Word of Faith

Amazing Terror (Easter 2021)

April 05, 2021 First Baptist Church Carrollton Season 2021 Episode 404
Word of Faith
Amazing Terror (Easter 2021)
Show Notes
  1. Bible times were simpler, but the people were not naïve. Through observation, they collected impressive knowledge on a variety of subjects. Jesus acknowledges common weather predictions (Matthew 16:2-3). The citizens of Nazareth make a back-handed comment on Joseph as Jesus’s father (Matthew 13:55, surely related to the timing of Jesus’ birth).
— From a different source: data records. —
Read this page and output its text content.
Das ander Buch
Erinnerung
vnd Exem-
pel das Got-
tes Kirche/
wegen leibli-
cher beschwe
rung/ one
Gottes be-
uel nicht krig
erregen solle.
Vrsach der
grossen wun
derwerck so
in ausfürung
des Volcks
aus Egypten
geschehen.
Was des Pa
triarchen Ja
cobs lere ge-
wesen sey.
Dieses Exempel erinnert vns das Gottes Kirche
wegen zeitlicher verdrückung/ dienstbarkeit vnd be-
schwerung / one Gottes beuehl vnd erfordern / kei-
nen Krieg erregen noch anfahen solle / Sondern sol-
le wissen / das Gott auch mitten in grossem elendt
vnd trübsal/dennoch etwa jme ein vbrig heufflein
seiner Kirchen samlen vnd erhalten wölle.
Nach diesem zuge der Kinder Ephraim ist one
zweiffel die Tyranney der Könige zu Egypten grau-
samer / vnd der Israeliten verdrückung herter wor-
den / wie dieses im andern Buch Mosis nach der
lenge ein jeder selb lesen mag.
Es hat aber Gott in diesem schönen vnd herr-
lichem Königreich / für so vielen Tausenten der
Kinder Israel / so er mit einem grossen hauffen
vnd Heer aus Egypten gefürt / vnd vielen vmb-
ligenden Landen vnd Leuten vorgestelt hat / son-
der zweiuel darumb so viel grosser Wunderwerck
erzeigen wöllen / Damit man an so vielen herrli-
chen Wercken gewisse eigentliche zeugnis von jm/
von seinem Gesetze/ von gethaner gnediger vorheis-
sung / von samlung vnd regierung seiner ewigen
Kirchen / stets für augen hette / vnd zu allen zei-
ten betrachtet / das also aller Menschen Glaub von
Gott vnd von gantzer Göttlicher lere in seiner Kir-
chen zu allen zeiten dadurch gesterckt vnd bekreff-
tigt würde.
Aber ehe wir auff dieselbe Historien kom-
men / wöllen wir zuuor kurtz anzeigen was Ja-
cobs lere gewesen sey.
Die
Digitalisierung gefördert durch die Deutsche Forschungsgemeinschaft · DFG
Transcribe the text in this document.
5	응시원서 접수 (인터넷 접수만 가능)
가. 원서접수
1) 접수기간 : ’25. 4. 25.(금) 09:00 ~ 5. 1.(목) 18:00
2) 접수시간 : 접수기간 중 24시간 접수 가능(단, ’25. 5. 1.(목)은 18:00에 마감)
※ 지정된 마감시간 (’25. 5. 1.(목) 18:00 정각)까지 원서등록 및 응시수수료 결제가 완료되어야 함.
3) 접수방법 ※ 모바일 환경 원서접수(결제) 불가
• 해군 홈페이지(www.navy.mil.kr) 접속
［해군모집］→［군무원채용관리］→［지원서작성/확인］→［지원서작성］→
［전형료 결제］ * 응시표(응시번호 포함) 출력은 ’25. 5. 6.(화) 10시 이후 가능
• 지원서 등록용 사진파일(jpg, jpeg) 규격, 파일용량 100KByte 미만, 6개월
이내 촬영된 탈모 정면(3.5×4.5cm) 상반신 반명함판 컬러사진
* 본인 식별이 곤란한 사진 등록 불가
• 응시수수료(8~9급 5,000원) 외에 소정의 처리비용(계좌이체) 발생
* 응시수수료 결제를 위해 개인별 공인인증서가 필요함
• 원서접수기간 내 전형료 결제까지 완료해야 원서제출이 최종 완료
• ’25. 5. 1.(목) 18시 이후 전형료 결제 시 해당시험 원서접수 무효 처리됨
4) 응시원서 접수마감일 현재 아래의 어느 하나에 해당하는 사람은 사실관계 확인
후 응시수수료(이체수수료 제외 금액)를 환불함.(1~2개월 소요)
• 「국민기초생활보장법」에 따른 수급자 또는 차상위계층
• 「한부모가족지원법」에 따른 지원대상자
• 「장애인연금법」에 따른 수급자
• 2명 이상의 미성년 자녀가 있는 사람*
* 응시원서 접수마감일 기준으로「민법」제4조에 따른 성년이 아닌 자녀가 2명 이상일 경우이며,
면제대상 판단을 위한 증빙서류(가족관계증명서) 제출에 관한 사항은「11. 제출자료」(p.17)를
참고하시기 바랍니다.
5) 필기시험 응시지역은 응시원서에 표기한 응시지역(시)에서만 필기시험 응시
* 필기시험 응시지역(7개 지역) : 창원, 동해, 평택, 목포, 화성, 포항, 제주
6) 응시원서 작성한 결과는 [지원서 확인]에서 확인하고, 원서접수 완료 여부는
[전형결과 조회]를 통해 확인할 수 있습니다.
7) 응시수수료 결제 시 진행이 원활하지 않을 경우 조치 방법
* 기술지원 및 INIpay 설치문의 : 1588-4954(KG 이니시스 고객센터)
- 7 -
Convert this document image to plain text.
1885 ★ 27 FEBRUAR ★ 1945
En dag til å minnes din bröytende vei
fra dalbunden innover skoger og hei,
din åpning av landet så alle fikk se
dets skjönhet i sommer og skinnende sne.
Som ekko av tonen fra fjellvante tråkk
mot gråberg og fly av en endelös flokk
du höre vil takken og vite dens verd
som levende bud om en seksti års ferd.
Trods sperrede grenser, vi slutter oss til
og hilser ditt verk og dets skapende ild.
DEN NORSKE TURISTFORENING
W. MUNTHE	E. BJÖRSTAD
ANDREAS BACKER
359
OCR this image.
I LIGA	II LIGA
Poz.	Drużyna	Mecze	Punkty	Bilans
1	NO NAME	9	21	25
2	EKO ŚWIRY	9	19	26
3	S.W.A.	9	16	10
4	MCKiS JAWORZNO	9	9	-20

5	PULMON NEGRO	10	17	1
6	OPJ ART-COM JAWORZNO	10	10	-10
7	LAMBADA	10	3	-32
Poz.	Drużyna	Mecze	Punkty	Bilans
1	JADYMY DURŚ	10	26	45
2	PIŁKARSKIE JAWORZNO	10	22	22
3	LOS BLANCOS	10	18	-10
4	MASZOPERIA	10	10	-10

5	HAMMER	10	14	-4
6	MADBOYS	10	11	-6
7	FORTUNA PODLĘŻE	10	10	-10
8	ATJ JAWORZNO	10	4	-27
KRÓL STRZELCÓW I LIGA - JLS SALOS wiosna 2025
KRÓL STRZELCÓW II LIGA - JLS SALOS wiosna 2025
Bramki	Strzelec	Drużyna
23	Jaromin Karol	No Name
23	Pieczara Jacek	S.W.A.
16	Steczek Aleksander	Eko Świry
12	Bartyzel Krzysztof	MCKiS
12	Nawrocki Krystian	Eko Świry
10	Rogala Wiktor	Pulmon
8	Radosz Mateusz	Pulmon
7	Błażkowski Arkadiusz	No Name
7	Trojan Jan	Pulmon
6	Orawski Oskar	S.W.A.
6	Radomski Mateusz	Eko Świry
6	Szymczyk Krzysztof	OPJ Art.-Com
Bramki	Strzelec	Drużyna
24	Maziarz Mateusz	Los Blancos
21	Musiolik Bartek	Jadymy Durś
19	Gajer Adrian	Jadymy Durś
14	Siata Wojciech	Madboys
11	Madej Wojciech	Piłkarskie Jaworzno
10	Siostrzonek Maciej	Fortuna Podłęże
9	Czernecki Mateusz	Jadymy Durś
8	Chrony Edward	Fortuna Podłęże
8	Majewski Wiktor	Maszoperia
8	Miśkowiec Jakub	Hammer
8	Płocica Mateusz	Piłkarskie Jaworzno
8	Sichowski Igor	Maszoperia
On death, Martha, sister of Lazarus, doesn’t want to open her brother’s tomb because “he stinketh”(John 11:39  - you have to love the KJV on this verse).  
  2. The women only expected Jesus to be dead. They went to the tomb for a ritual much closer to last rites than to an Easter sunrise service.
  3. The resulting shock of Jesus’ resurrection fills the women with terror.  Mark uses words like fear, trembling, and fleeing. It’s impossible to dress up their terrified astonishment.
  4. Mark uses a double negative to emphasize the silence of the women who first experienced the resurrection.  
  5. I chose not to spend time on it in the sermon, but many Bible scholars think Mark intended to end the gospel at verse 8, precisely to make his point: now that they know about Jesus, how can they not tell?  If verse 8 is the end of the gospel, the abrupt ending matches the abrupt beginning. None of the other gospels begin or end with the suddenness of Mark. 
  6. It’s impossible to go back and recreate the shock of the women for the contemporary reader. I attempted to drive home some “unsettledness” by recognizing the implications of a few of Jesus’s radical teachings.